Puse los ojos en blanco.
—Tenemos la misma edad. No me llames así.
—Pues no lo parece. —Le dio un sorbo a su trago—. Mojigato.
Inconscientemente cerré mi puño libre para estamparlo contra su rostro, lo que no hice por el rugir de mi estómago y el hecho de que si lo hacía perdería a uno de mis mejores contratos. Loren sonrió intuyendo mi intolerancia a los condimentos.
Putos canapés.
—Voy al baño. ¿Dónde está?
La combinación de alcohol y otros hacía mella en mi sistema. Las náuseas estaban empezando. Joder con los Van Allen y su extravagancia hasta en la comida, ¿no podían conformarse con ofrecer una bandeja de sándwiches de jamón? Hasta aceptaría que usaran fiambre de cerdos voladores.

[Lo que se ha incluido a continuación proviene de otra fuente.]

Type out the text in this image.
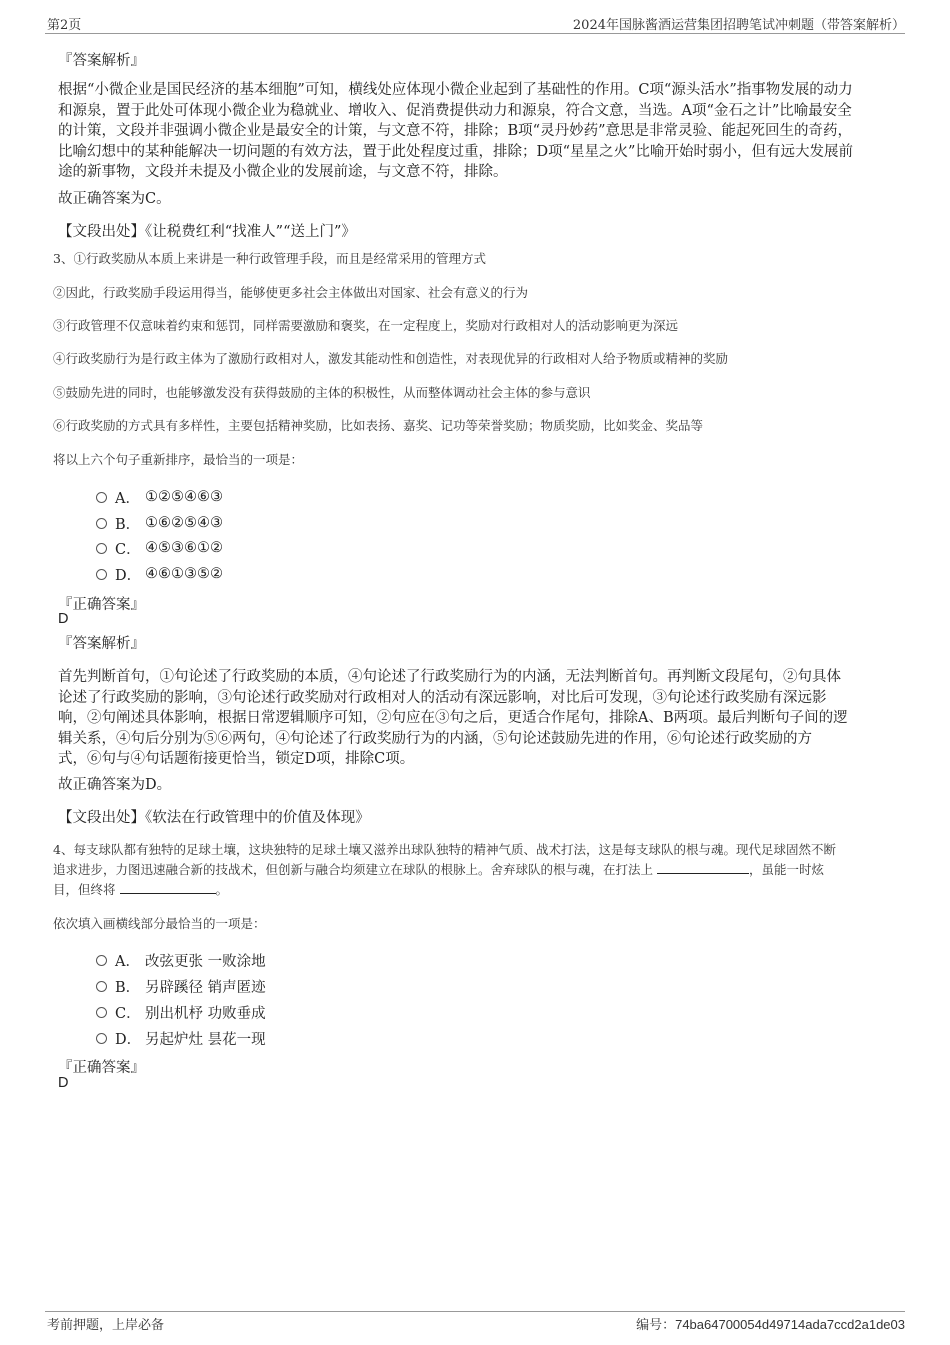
第2页	2024年国脉酱酒运营集团招聘笔试冲刺题（带答案解析）
『答案解析』
根据“小微企业是国民经济的基本细胞”可知，横线处应体现小微企业起到了基础性的作用。C项“源头活水”指事物发展的动力
和源泉，置于此处可体现小微企业为稳就业、增收入、促消费提供动力和源泉，符合文意，当选。A项“金石之计”比喻最安全
的计策，文段并非强调小微企业是最安全的计策，与文意不符，排除；B项“灵丹妙药”意思是非常灵验、能起死回生的奇药，
比喻幻想中的某种能解决一切问题的有效方法，置于此处程度过重，排除；D项“星星之火”比喻开始时弱小，但有远大发展前
途的新事物，文段并未提及小微企业的发展前途，与文意不符，排除。
故正确答案为C。
【文段出处】《让税费红利“找准人”“送上门”》
3、①行政奖励从本质上来讲是一种行政管理手段，而且是经常采用的管理方式
②因此，行政奖励手段运用得当，能够使更多社会主体做出对国家、社会有意义的行为
③行政管理不仅意味着约束和惩罚，同样需要激励和褒奖，在一定程度上，奖励对行政相对人的活动影响更为深远
④行政奖励行为是行政主体为了激励行政相对人，激发其能动性和创造性，对表现优异的行政相对人给予物质或精神的奖励
⑤鼓励先进的同时，也能够激发没有获得鼓励的主体的积极性，从而整体调动社会主体的参与意识
⑥行政奖励的方式具有多样性，主要包括精神奖励，比如表扬、嘉奖、记功等荣誉奖励；物质奖励，比如奖金、奖品等
将以上六个句子重新排序，最恰当的一项是：
A． ①②⑤④⑥③
B． ①⑥②⑤④③
C． ④⑤③⑥①②
D． ④⑥①③⑤②
『正确答案』
D
『答案解析』
首先判断首句，①句论述了行政奖励的本质，④句论述了行政奖励行为的内涵，无法判断首句。再判断文段尾句，②句具体
论述了行政奖励的影响，③句论述行政奖励对行政相对人的活动有深远影响，对比后可发现，③句论述行政奖励有深远影
响，②句阐述具体影响，根据日常逻辑顺序可知，②句应在③句之后，更适合作尾句，排除A、B两项。最后判断句子间的逻
辑关系，④句后分别为⑤⑥两句，④句论述了行政奖励行为的内涵，⑤句论述鼓励先进的作用，⑥句论述行政奖励的方
式，⑥句与④句话题衔接更恰当，锁定D项，排除C项。
故正确答案为D。
【文段出处】《软法在行政管理中的价值及体现》
4、每支球队都有独特的足球土壤，这块独特的足球土壤又滋养出球队独特的精神气质、战术打法，这是每支球队的根与魂。现代足球固然不断
追求进步，力图迅速融合新的技战术，但创新与融合均须建立在球队的根脉上。舍弃球队的根与魂，在打法上	，虽能一时炫
目，但终将	。
依次填入画横线部分最恰当的一项是：
A． 改弦更张 一败涂地
B． 另辟蹊径 销声匿迹
C． 别出机杼 功败垂成
D． 另起炉灶 昙花一现
『正确答案』
D
考前押题，上岸必备	编号：74ba64700054d49714ada7ccd2a1de03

—¿Puedes indicarle dónde está el baño? —le pidió con una ternura no habitual en él a una bonita morena que pasó frente a nosotros, la cual detuvo tomándola del brazo.
Ella hizo un mohín.
—No, lo lamento. —Se desprendió del agarre de Loren—. Una de nuestras invitadas rompió bolsa. Tengo que ir a cerciorarme de que está todo bien. Mamá está ocupada intentado encontrar a Rachel. Ha estado buscándola por horas para presentarle al hijo de un diplomático, jugando a la casamentera ahora que terminó con Thomas.
Loren hizo una mueca.
—Te acompañaré.
La morena me echó un vistazo de reojo.
—¿Qué hay de él?
El hijo de mi socio se encogió de hombros.

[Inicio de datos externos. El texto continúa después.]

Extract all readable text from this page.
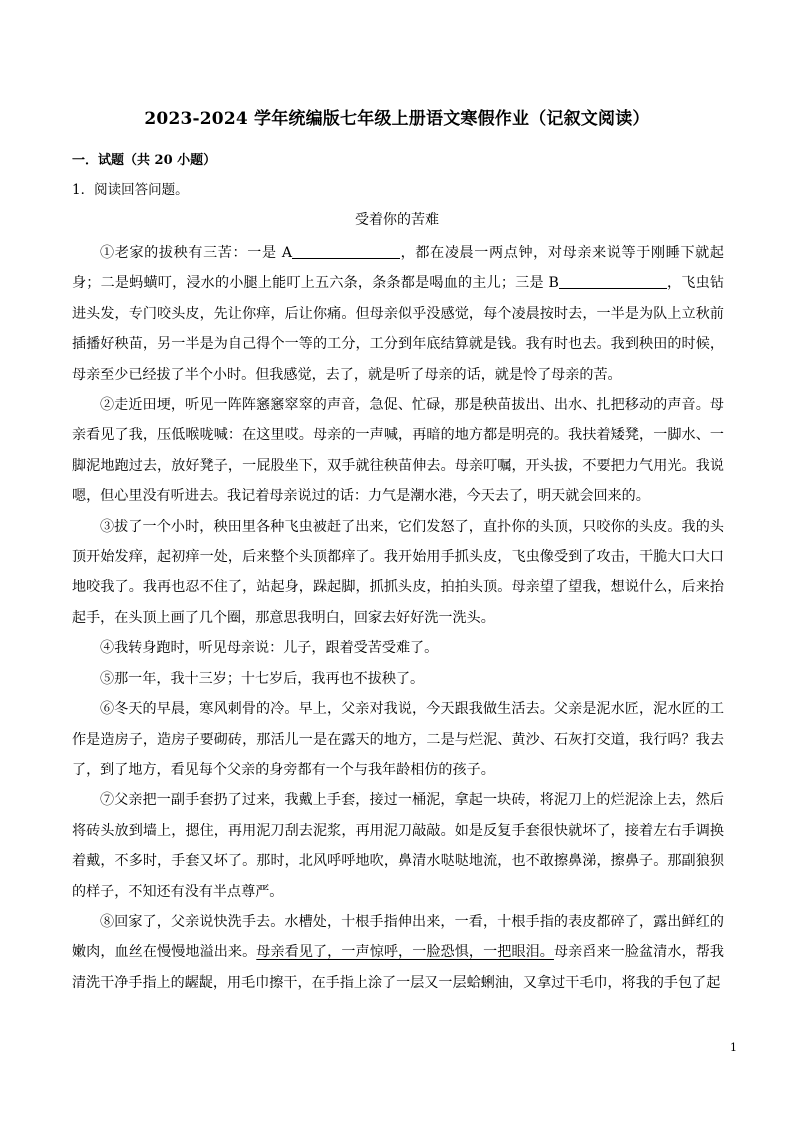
2023-2024 学年统编版七年级上册语文寒假作业（记叙文阅读）
一．试题（共 20 小题）
1．阅读回答问题。
受着你的苦难

①老家的拔秧有三苦：一是 A	，都在凌晨一两点钟，对母亲来说等于刚睡下就起身；二是蚂蟥叮，浸水的小腿上能叮上五六条，条条都是喝血的主儿；三是 B	，飞虫钻进头发，专门咬头皮，先让你痒，后让你痛。但母亲似乎没感觉，每个凌晨按时去，一半是为队上立秋前插播好秧苗，另一半是为自己得个一等的工分，工分到年底结算就是钱。我有时也去。我到秧田的时候，母亲至少已经拔了半个小时。但我感觉，去了，就是听了母亲的话，就是怜了母亲的苦。

②走近田埂，听见一阵阵窸窸窣窣的声音，急促、忙碌，那是秧苗拔出、出水、扎把移动的声音。母亲看见了我，压低喉咙喊：在这里哎。母亲的一声喊，再暗的地方都是明亮的。我扶着矮凳，一脚水、一脚泥地跑过去，放好凳子，一屁股坐下，双手就往秧苗伸去。母亲叮嘱，开头拔，不要把力气用光。我说嗯，但心里没有听进去。我记着母亲说过的话：力气是潮水港，今天去了，明天就会回来的。

③拔了一个小时，秧田里各种飞虫被赶了出来，它们发怒了，直扑你的头顶，只咬你的头皮。我的头顶开始发痒，起初痒一处，后来整个头顶都痒了。我开始用手抓头皮，飞虫像受到了攻击，干脆大口大口地咬我了。我再也忍不住了，站起身，跺起脚，抓抓头皮，拍拍头顶。母亲望了望我，想说什么，后来抬起手，在头顶上画了几个圈，那意思我明白，回家去好好洗一洗头。

④我转身跑时，听见母亲说：儿子，跟着受苦受难了。

⑤那一年，我十三岁；十七岁后，我再也不拔秧了。

⑥冬天的早晨，寒风刺骨的冷。早上，父亲对我说，今天跟我做生活去。父亲是泥水匠，泥水匠的工作是造房子，造房子要砌砖，那活儿一是在露天的地方，二是与烂泥、黄沙、石灰打交道，我行吗？我去了，到了地方，看见每个父亲的身旁都有一个与我年龄相仿的孩子。

⑦父亲把一副手套扔了过来，我戴上手套，接过一桶泥，拿起一块砖，将泥刀上的烂泥涂上去，然后将砖头放到墙上，摁住，再用泥刀刮去泥浆，再用泥刀敲敲。如是反复手套很快就坏了，接着左右手调换着戴，不多时，手套又坏了。那时，北风呼呼地吹，鼻清水哒哒地流，也不敢擦鼻涕，擦鼻子。那副狼狈的样子，不知还有没有半点尊严。

⑧回家了，父亲说快洗手去。水槽处，十根手指伸出来，一看，十根手指的表皮都碎了，露出鲜红的嫩肉，血丝在慢慢地溢出来。母亲看见了，一声惊呼，一脸恐惧，一把眼泪。母亲舀来一脸盆清水，帮我清洗干净手指上的龌龊，用毛巾擦干，在手指上涂了一层又一层蛤蜊油，又拿过干毛巾，将我的手包了起

1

—Estamos trabajando en hacerlo más responsable de sus acciones. —Me ofreció una sonrisa burlona—. Podrá manejarse solo por unos minutos, ¿o no, hijo?
Asentí, a lo que ambos se marcharon. En mi estado de embriaguez no pude hacer más que dejar con cuidado la copa en el borde de la baranda del balcón, acción que tomó casi dos horas, e ingresar a la casa ignorando el sonido del cristal que se rompía y el grito que le siguió, que venía desde abajo.
—¿Dónde está el baño? —interrogué a la primera persona que se me cruzó.
La mujer rubia me observó como si fuera un mono de feria, lo cual no me importó, y susurró algo en el oído de su amiga. Las dos me señalaron un par de puertas blancas al final del pasillo. Al llegar descubrí que ambos servicios estaban ocupados y maldije.
—¿Te puedo ayudar en algo? —preguntó una dulce voz a mis espaldas.
Cuando me di la vuelta, sentí un golpe en mis pelotas.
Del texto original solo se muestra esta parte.